白血病をはじめとするがんは、早期発見すれば治すことができる病気ですが、一部のがんについては完治できないのも事実です。つまり病気の状況はケースバイケースということになります。

もし患者本人が詳しい病状を公表していて、完治の見込みがあり、本人もそれを目指してがんばりたいという状況であれば、「ガンバレ」「絶対に治るよ!」というのは最高の励まし言葉となるでしょう。しかし全員がそうとは限らず、周囲には公言していないものの、本人がおおよその余命を自覚しているケースもあります。このような患者の場合、「絶対に治る!」「がんは治る病気だから!」といった言葉を何度もかけられてしまうと、心の底から傷ついてしまいます。

一般的に、これらの言葉には「悪気はない」と言われますが、本当にそうでしょうか。

写真:ロイター/アフロ

もちろん、わざと傷付けるために発言する人はあまりいないと思いますが、心のどこかで「治らない病気という話題には関わりたくない」という考えが無意識に働いている可能性があります。こうした無意識的な心の動きが、結果的に「絶対に治るよ!」という話につながっている可能性があることを私たちはもっと自覚する必要があるでしょう。
ひどい場合には、患者本人が「余命はそう長くない」と言っているにもかかわらず、「そんな弱気でどうするの!」など、さらに傷をえぐるような発言をする人もいるようです。

女優の樹木希林さんは、2003年にがんで治療中であることを公表し、体調をコントロールしながら仕事を続け、2018年9月に亡くなりました。樹木さんはテレビ番組で、がんを告白するとともに「死を覚悟している」と発言しているのですが、司会者が無神経にも「がんは治る病気ですよ」と発言するという出来事がありました。
樹木さんといえどもそう簡単に事実を受け入れられたはずはなく、相当な葛藤があったはずです。しかし司会者の発言からは、こうした樹木さんに対する尊敬の念は、まったく感じられませんでした。

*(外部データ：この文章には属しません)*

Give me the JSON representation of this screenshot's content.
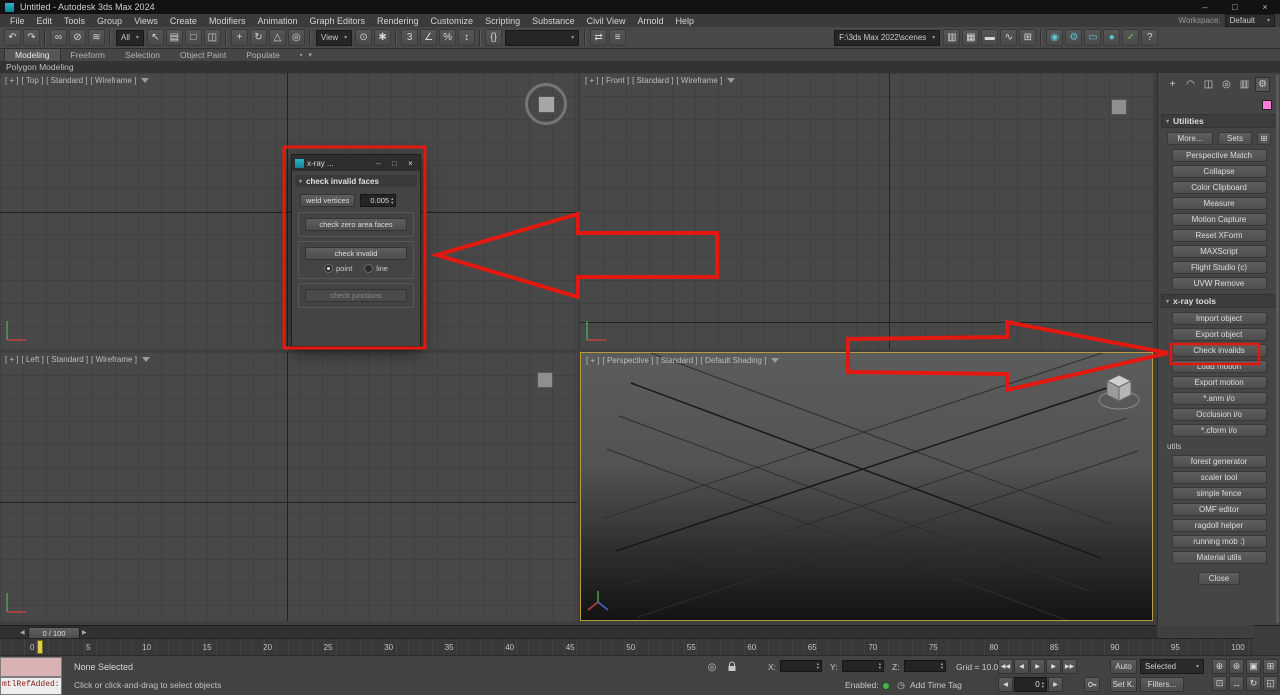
{
  "annotation": {
    "red": "#e3190f"
  },
  "glyphs": {
    "caret_down": "▾",
    "spinner_up": "▴",
    "spinner_down": "▾"
  },
  "window": {
    "title": "Untitled - Autodesk 3ds Max 2024",
    "minimize": "–",
    "maximize": "□",
    "close": "×"
  },
  "menubar": {
    "items": [
      "File",
      "Edit",
      "Tools",
      "Group",
      "Views",
      "Create",
      "Modifiers",
      "Animation",
      "Graph Editors",
      "Rendering",
      "Customize",
      "Scripting",
      "Substance",
      "Civil View",
      "Arnold",
      "Help"
    ],
    "workspace_label": "Workspace:",
    "workspace_value": "Default"
  },
  "toolbar": {
    "history_icons": [
      {
        "name": "undo-icon",
        "glyph": "↶"
      },
      {
        "name": "redo-icon",
        "glyph": "↷"
      }
    ],
    "link_icons": [
      {
        "name": "select-and-link-icon",
        "glyph": "∞"
      },
      {
        "name": "unlink-selection-icon",
        "glyph": "⊘"
      },
      {
        "name": "bind-to-space-warp-icon",
        "glyph": "≋"
      }
    ],
    "filter_value": "All",
    "select_icons": [
      {
        "name": "select-object-icon",
        "glyph": "↖"
      },
      {
        "name": "select-by-name-icon",
        "glyph": "▤"
      },
      {
        "name": "rectangular-selection-region-icon",
        "glyph": "□"
      },
      {
        "name": "window-crossing-icon",
        "glyph": "◫"
      }
    ],
    "transform_icons": [
      {
        "name": "select-and-move-icon",
        "glyph": "+"
      },
      {
        "name": "select-and-rotate-icon",
        "glyph": "↻"
      },
      {
        "name": "select-and-scale-icon",
        "glyph": "△"
      },
      {
        "name": "select-and-place-icon",
        "glyph": "◎"
      }
    ],
    "view_value": "View",
    "pivot_icons": [
      {
        "name": "use-pivot-point-icon",
        "glyph": "⊙"
      },
      {
        "name": "select-and-manipulate-icon",
        "glyph": "✱"
      }
    ],
    "snap_icons": [
      {
        "name": "snaps-toggle-icon",
        "glyph": "3"
      },
      {
        "name": "angle-snap-icon",
        "glyph": "∠"
      },
      {
        "name": "percent-snap-icon",
        "glyph": "%"
      },
      {
        "name": "spinner-snap-icon",
        "glyph": "↕"
      }
    ],
    "named_sets_glyph": "{}",
    "sets_value": "",
    "mirror_icons": [
      {
        "name": "mirror-icon",
        "glyph": "⇄"
      },
      {
        "name": "align-icon",
        "glyph": "≡"
      }
    ],
    "project_path": "F:\\3ds Max 2022\\scenes",
    "explorer_icons": [
      {
        "name": "scene-explorer-icon",
        "glyph": "▥"
      },
      {
        "name": "layer-explorer-icon",
        "glyph": "▦"
      },
      {
        "name": "toggle-ribbon-icon",
        "glyph": "▬"
      },
      {
        "name": "curve-editor-icon",
        "glyph": "∿"
      },
      {
        "name": "schematic-view-icon",
        "glyph": "⊞"
      }
    ],
    "render_icons": [
      {
        "name": "material-editor-icon",
        "glyph": "◉",
        "cls": "teal"
      },
      {
        "name": "render-setup-icon",
        "glyph": "⚙",
        "cls": "teal"
      },
      {
        "name": "rendered-frame-window-icon",
        "glyph": "▭",
        "cls": "teal"
      },
      {
        "name": "render-production-icon",
        "glyph": "●",
        "cls": "teal"
      },
      {
        "name": "render-cloud-icon",
        "glyph": "✓",
        "cls": "green"
      },
      {
        "name": "help-icon",
        "glyph": "?",
        "cls": ""
      }
    ]
  },
  "ribbon": {
    "tabs": [
      "Modeling",
      "Freeform",
      "Selection",
      "Object Paint",
      "Populate"
    ],
    "strip_label": "Polygon Modeling"
  },
  "viewports": {
    "top": {
      "parts": [
        "[ + ]",
        "[ Top ]",
        "[ Standard ]",
        "[ Wireframe ]"
      ]
    },
    "front": {
      "parts": [
        "[ + ]",
        "[ Front ]",
        "[ Standard ]",
        "[ Wireframe ]"
      ]
    },
    "left": {
      "parts": [
        "[ + ]",
        "[ Left ]",
        "[ Standard ]",
        "[ Wireframe ]"
      ]
    },
    "perspective": {
      "parts": [
        "[ + ]",
        "[ Perspective ]",
        "[ Standard ]",
        "[ Default Shading ]"
      ]
    }
  },
  "dialog": {
    "title": "x-ray ...",
    "rollout": "check invalid faces",
    "weld_button": "weld vertices",
    "weld_value": "0.005",
    "zero_area_button": "check zero area faces",
    "invalid_button": "check invalid",
    "radio_point": "point",
    "radio_line": "line",
    "junctions_button": "check junctions"
  },
  "panel": {
    "tabs": [
      {
        "name": "create-tab",
        "glyph": "+"
      },
      {
        "name": "modify-tab",
        "glyph": "◠"
      },
      {
        "name": "hierarchy-tab",
        "glyph": "◫"
      },
      {
        "name": "motion-tab",
        "glyph": "◎"
      },
      {
        "name": "display-tab",
        "glyph": "▥"
      },
      {
        "name": "utilities-tab",
        "glyph": "⚙",
        "cls": "active"
      }
    ],
    "utilities_header": "Utilities",
    "more_button": "More...",
    "sets_button": "Sets",
    "utility_buttons": [
      "Perspective Match",
      "Collapse",
      "Color Clipboard",
      "Measure",
      "Motion Capture",
      "Reset XForm",
      "MAXScript",
      "Flight Studio (c)",
      "UVW Remove"
    ],
    "xray_header": "x-ray tools",
    "xray_buttons": [
      "Import object",
      "Export object",
      "Check invalids",
      "Load motion",
      "Export motion",
      "*.anm i/o",
      "Occlusion i/o",
      "*.cform i/o"
    ],
    "utils_label": "utils",
    "utils_buttons": [
      "forest generator",
      "scaler tool",
      "simple fence",
      "OMF editor",
      "ragdoll helper",
      "running mob :)",
      "Material utils"
    ],
    "close_button": "Close"
  },
  "timeline": {
    "slider": "0 / 100",
    "ticks": [
      "0",
      "5",
      "10",
      "15",
      "20",
      "25",
      "30",
      "35",
      "40",
      "45",
      "50",
      "55",
      "60",
      "65",
      "70",
      "75",
      "80",
      "85",
      "90",
      "95",
      "100"
    ]
  },
  "status": {
    "listener_text": "mtlRefAdded: X",
    "selection": "None Selected",
    "prompt": "Click or click-and-drag to select objects",
    "x_label": "X:",
    "y_label": "Y:",
    "z_label": "Z:",
    "x_value": "",
    "y_value": "",
    "z_value": "",
    "grid": "Grid = 10.0",
    "enabled_label": "Enabled:",
    "add_time_tag": "Add Time Tag",
    "time_value": "0",
    "auto_button": "Auto",
    "selected_dropdown": "Selected",
    "setkey_button": "Set K.",
    "filters_button": "Filters...",
    "playback": [
      {
        "name": "go-to-start-button",
        "glyph": "◀◀"
      },
      {
        "name": "previous-frame-button",
        "glyph": "◀"
      },
      {
        "name": "play-button",
        "glyph": "▶"
      },
      {
        "name": "next-frame-button",
        "glyph": "▶"
      },
      {
        "name": "go-to-end-button",
        "glyph": "▶▶"
      }
    ],
    "nav_icons": [
      {
        "name": "zoom-icon",
        "glyph": "⊕"
      },
      {
        "name": "zoom-all-icon",
        "glyph": "⊛"
      },
      {
        "name": "zoom-extents-icon",
        "glyph": "▣"
      },
      {
        "name": "zoom-extents-all-icon",
        "glyph": "⊞"
      },
      {
        "name": "zoom-region-icon",
        "glyph": "⊡"
      },
      {
        "name": "pan-icon",
        "glyph": "↔"
      },
      {
        "name": "orbit-icon",
        "glyph": "↻"
      },
      {
        "name": "maximize-viewport-icon",
        "glyph": "◱"
      }
    ]
  }
}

病気にかかってどう感じるのかは患者にしか分かりようがありませんし、その病気についてどう捉えるのかも患者次第です。

池江選手の場合、仮に病状が軽いものだったとしても、彼女はアスリートですから、自分の体が思うようにならないことのショックは、私たち一般人には想像もつかないレベルでしょう。

今、もっともつらい立場にいるのは池江選手自身ですから、池江選手の意思や価値観、治療方針を最大限尊重することが、本当の優しさだと筆者は考えます。